O valor jurídico das conversas informais durante uma abordagem policial
Nem tudo que acontece durante uma abordagem policial é devidamente registrado. É muito comum que a pessoa abordada e o agente público estabeleçam algum diálogo supostamente despretensioso durante o procedimento. Imaginem então o quão surpresos ficam os acusados, quando descobrem que alguma coisa que foi falada em particular com o policial, passou a ser utilizada como prova incriminadora.
Em uma cidade grande como Belo Horizonte, já observamos essa situação se repetir em relação às mais variadas infrações.

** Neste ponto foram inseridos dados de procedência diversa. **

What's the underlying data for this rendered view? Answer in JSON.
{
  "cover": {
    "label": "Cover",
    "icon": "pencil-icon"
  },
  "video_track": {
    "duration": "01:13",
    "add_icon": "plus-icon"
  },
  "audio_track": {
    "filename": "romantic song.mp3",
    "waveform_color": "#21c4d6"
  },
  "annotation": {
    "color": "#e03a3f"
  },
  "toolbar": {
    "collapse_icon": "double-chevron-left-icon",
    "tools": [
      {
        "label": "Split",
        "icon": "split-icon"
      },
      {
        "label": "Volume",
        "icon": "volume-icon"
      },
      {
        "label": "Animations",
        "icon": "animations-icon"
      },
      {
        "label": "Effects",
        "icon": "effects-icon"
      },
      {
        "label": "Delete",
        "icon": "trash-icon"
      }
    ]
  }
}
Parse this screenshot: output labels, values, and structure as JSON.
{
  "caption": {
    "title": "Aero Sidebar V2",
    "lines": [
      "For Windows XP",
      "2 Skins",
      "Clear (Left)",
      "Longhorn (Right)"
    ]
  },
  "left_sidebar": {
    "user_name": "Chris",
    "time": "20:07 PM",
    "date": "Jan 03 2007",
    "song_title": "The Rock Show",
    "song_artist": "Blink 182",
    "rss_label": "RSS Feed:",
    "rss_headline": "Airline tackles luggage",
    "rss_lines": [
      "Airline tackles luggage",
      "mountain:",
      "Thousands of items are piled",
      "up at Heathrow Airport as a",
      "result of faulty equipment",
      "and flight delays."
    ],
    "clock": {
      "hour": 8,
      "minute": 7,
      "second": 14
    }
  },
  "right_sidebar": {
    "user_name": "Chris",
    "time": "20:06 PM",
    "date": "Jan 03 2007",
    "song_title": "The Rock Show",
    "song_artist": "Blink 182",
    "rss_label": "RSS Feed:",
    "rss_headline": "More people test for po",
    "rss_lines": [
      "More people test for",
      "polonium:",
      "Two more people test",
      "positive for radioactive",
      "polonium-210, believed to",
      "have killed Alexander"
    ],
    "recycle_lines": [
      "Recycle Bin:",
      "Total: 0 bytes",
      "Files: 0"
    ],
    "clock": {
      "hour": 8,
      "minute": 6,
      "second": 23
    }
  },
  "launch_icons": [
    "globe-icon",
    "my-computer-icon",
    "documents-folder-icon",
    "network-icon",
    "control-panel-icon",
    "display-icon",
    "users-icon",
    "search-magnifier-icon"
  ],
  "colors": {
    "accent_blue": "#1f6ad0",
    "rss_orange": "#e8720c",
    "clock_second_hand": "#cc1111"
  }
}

Desde o uso e porte de drogas ou armas, até a direção embriagada e a utilização de documento falso. Em todas elas a situação é basicamente a mesma: o cidadão abordado faz alguma declaração “em off” com o agente público e, durante o processo criminal, essa declaração aparece registrada, sendo então utilizada pelo juiz da causa para aplicar alguma pena ou medida cautelar.
Explicando tecnicamente, o que ocorre aí é uma valorização inesperada de alguma declaração do suspeito. Ele despretensiosamente admite, por exemplo, que o material que está carregando é ilegal; ou que ele foi mesmo o autor de determinado delito; ou ainda que estava praticando alguma conduta em desacordo com a lei. As possibilidades são muitas, mas a relevância jurídica é praticamente a mesma: a declaração passa a ser vista como uma prova incriminadora.
Daí terem proliferado as prisões e as condenações em que o acusado é pego de surpresa pela referência, na decisão judicial, a algo que foi dito informalmente durante a batida policial.
Os “Avisos de Miranda” como um limite à utilização dos diálogos informais
Uma das formas pelas quais os Advogados criminais têm conseguido limitar a utilização de diálogos informais em prejuízo do acusado, é a invocação dos “Avisos de Miranda”. Uma decisão da 2ª Turma do Supremo Tribunal Federal, no RHC nº192798, sob relatoria do Ministro Gilmar Mendes, em 24 de fevereiro de 2021, deu respaldo a esse entendimento. O Ministro registrou que “a Constituição Federal impõe ao Estado a obrigação de informar ao preso seu direito ao silêncio não apenas no interrogatório formal, mas logo no momento da abordagem, quando recebe voz de prisão por policial, em situação de flagrante delito”.
Com isso, cria-se um obstáculo à utilização das conversas informais em prejuízo ao acusado. Sem que ele tenha sido informado de seu direito ao silêncio – expressão dos “Avisos de Miranda” no Direito brasileiro – suas declarações não podem ser utilizadas em seu prejuízo. Se forem, haverá nulidade que poderá ser suscitada pelo Advogado criminal do réu no momento oportuno.
Mas a nulidade não é instantânea e é melhor ter cautela
Apesar da decisão do STF trazer uma ferramenta justa contra essa forma traiçoeira de prova, o mesmo julgado traz uma ressalva importante. A nulidade decorrente da utilização de conversas informais, sem o prévio aviso de direito ao silêncio, só provoca a nulidade da prova se houver comprovação de prejuízo.
Ao Advogado criminal é muito claro que a valorização de uma conversa informal como prova já é sempre e por si só um prejuízo irremediável aos acusados. Todavia, o judiciário tem agora a orientação de que é preciso demonstrar que a valorização dessa prova trouxe prejuízo palpável ao Réu. Esse prejuízo, associado às circunstância fáticas, como o fato de serem, as alegação do agente policial, as únicas provas da confissão do acusado, por exemplo, podem afastar o valor dessa prova para uma condenação ou medida cautelar.
Como não é sempre que as circunstâncias são favoráveis e como a demonstração de prejuízo às vezes não é aceita pelo juiz da causa, o melhor a se fazer é não tomar liberdade com o agente público, durante uma abordagem oficial. Mesmo não tendo sido devidamente cientificado do seu direito de permanecer em silêncio, a situação pode acabar sendo revertida em seu desfavor. A orientação mais prudente continua sendo a de permanecer em silêncio e entrar em contato com seu defensor.